REPUBLIKA.CO.ID, JAKARTA -- Pemerintah Republik Indonesia menerbitkan sukuk global senilai 3 miliar dolar AS. Setelmen sukuk wakalah tersebut akan dilaksanakan pada 1 Maret 2018.
"Sukuk ini terdiri dari dua struktur yang pertama adalah green global sukuk yang berjangka waktu lima tahun, nilainya 1,25 miliar dolar AS. Kemudian, untuk yang berjangka sepuluh tahun nilainya 1,75 miliar dolar AS," ujar Menteri Keuangan Sri Mulyani Indrawati di Jakarta, Senin (26/2).
Sukuk wakalah tersebut ditetapkan harganya mulai 22 Februari lalu dengan imbal hasil sebesar 3,75 persen untuk tenor lima tahun dan 4,4 persen untuk tenor sepuluh tahun.
Dua sukuk tersebut didaftarkan di Bursa Saham Singapura dan Nasdaq Dubai, Uni Emirat Arab dengan joint lead manager yakni Abu Dhabi Islamic Bank, CIMB Investment Bank, Citigroup, Dubai Islamic Bank, dan HSBC. Sukuk tersebut juga mendapatkan peringkat layak investasi dari Moody's Investors Service, S&P Global Ratings, dan Fitch Ratings.
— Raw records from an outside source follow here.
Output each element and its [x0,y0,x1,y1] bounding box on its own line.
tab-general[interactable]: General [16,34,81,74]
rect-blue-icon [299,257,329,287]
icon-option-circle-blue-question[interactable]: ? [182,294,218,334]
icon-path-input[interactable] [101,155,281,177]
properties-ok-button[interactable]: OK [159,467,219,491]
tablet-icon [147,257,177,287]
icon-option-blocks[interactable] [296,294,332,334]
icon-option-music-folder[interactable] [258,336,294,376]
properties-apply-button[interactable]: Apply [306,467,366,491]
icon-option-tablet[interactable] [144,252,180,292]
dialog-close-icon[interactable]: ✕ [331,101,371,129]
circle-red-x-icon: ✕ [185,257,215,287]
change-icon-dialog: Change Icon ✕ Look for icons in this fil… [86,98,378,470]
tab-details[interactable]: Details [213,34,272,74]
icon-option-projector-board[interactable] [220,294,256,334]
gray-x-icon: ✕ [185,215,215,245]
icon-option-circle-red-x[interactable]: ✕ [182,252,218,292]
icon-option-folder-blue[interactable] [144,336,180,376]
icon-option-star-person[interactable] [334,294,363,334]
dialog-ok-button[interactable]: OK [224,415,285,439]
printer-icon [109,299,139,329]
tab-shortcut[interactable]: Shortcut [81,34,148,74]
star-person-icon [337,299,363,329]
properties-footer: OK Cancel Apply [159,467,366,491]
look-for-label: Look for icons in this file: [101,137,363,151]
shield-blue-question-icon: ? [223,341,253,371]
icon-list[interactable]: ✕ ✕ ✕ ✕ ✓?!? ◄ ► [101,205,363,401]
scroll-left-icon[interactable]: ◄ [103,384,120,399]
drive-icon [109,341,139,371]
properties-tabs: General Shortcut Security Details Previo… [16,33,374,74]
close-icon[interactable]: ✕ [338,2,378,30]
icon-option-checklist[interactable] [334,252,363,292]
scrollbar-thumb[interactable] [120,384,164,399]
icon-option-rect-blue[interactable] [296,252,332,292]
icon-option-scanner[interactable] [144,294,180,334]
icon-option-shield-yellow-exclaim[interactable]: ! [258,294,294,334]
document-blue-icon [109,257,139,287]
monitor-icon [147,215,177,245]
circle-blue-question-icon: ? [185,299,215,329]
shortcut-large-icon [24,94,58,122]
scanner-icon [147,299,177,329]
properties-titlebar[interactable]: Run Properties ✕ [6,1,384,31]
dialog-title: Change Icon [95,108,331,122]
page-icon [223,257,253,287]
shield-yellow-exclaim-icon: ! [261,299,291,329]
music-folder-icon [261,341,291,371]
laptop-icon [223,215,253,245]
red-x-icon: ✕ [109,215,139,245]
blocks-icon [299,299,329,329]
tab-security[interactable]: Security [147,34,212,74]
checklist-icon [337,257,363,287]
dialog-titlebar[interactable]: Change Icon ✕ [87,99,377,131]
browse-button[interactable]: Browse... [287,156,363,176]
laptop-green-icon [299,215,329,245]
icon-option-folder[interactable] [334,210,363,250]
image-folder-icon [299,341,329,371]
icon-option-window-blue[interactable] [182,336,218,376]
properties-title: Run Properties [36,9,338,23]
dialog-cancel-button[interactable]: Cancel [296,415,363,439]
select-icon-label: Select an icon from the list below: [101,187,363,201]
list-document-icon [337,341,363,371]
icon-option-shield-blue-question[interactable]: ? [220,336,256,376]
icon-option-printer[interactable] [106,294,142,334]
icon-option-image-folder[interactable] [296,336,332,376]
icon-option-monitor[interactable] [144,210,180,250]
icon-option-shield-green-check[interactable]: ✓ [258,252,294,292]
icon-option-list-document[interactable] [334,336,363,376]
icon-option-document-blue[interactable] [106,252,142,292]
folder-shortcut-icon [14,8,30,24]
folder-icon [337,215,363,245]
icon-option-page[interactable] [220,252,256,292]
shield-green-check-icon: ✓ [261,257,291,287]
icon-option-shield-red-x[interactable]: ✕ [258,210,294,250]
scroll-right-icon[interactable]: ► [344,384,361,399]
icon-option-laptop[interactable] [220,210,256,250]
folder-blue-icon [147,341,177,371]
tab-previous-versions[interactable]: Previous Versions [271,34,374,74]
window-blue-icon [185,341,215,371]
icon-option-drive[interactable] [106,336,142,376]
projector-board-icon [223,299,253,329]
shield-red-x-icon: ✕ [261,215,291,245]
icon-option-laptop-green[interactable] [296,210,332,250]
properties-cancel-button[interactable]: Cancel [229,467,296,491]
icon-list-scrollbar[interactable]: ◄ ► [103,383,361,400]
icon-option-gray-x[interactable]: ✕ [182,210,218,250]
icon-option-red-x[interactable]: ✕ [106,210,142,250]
Sri menjelaskan, penggunaan sukuk tersebut adalah untuk mendukung kebutuhan pembiayaan proyek pemerintah. Sukuk Wakalah dengan tenor 5 tahun merupakan penerbitan sukuk hijau pertama kali di dunia yang dilakukan pemerintah negara atau sovereign dan merupakan penerbitan pertama yang dilakukan oleh Indonesia. Sri mengaku, sukuk tersebut akan digunakan untuk proyek-proyek yang bersifat hijau atau ramah lingkungan.
"Ini adalah bentuk sukuk hijau yang pertama sovereign. Jadi dalam hal ini kita memanfaatkan sambutan yang sangat baik dari dunia internasional terutama dari pasar yang memang membutuhkan kombinasi antara yang sifatnya hijau dan sukuk," ujar Sri.
Sri mengaku, minat terhadap sukuk tersebut mencapai 7 miliar dolar AS dengan rincian 3 miliar dolar AS untuk tenor lima tahun dan 4,2 miliar dolar AS untuk tenor 10 tahun. Untuk komposisi investor, sukuk dengan tenor lima tahun didistribusikan kepada investor syariah di Timur Tengah dan Malaysia sebanyak 32 persen, 10 persen di Indonesia, 25 persen di negara Asia kecuali Indonesia dan Malaysia, 18 persen di Amerika Serikat, dan 15 persen di Eropa.
Sementara, sukuk dengan tenor 10 tahun didistribusikan kepada investor syariah di Timur Tengah dan Malaysia sebanyak 24 persen, Indonesia 10 persen, Asia kecuali Indonesia dan Malaysia 12 persen, Amerika Serikat 22 persen, dan Eropa 32 persen.
Karena bersifat khusus maka dana dari penerbitan sukuk hijau dikaitkan dengan proyek-proyek di Indonesia yang memiliki kualifikasi sebagai proyek hijau. Ia mengaku, dalam APBN 2018 dibutuhkan biaya mencapai Rp 8,2 triliun untuk proyek-proyek yang memenuhi kualifikasi hijau.
Proyek-proyek tersebut seperti pengendalian banjir, pengelolaan drainase utama perkotaan, pengelolaan prasarana dan fasilitas pendukung kereta api, serta pembangunan infrastruktur energi melalui pemanfaatan aneka energi baru terbarukan.